Reaction, to put it mildly, was mixed. While many people who are trying to raise consumer awareness applauded Joseph, most pundits thought he was just another crazy Californian. Joseph, founder of BanTransFats.com, says he only did it to make consumers aware of the dangers of the practice of adding partially hydrogenated oils to foods.
These oils create a byproduct called trans fatty acids (or trans fats) that have been shown to raise bad cholesterol, lower good cholesterol and are suspected of contributing to diabetes, heart problems and a variety of other deadly ailments.
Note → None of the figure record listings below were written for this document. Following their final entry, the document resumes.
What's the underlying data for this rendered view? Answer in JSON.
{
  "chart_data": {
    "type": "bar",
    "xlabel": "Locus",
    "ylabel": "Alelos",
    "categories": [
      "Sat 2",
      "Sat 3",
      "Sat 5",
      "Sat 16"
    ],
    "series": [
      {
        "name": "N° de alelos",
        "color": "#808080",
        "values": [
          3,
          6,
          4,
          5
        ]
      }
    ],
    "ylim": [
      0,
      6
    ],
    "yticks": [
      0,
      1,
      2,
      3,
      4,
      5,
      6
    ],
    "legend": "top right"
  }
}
The U.S. Agriculture Department says that partially hydrogenated vegetable oils, which contain trans fats, are present in about 40 percent of the food on grocery shelves. Food manufacturers have known about the dangers of trans fats since the 1950s and have been fighting regulations that would force them to inform consumers for nearly as long. After the National Academy of Sciences' Institute of Medicine said last year that trans fats shouldn't be consumed at all, the Food and Drug Administration immediately moved to have a line added to nutrition labels stating, "Intake of trans fat should be as low as possible."
Needless to say, food manufacturers are fighting the idea. They like hydrogenated oils, because they increase shelf life and are a cheap way to add to the pleasurable feel of food in the mouth. What is disturbing to many and what makes Oreos such a fitting target is that so much of the food we feed our children, thinking it's healthful, is loaded with trans fats.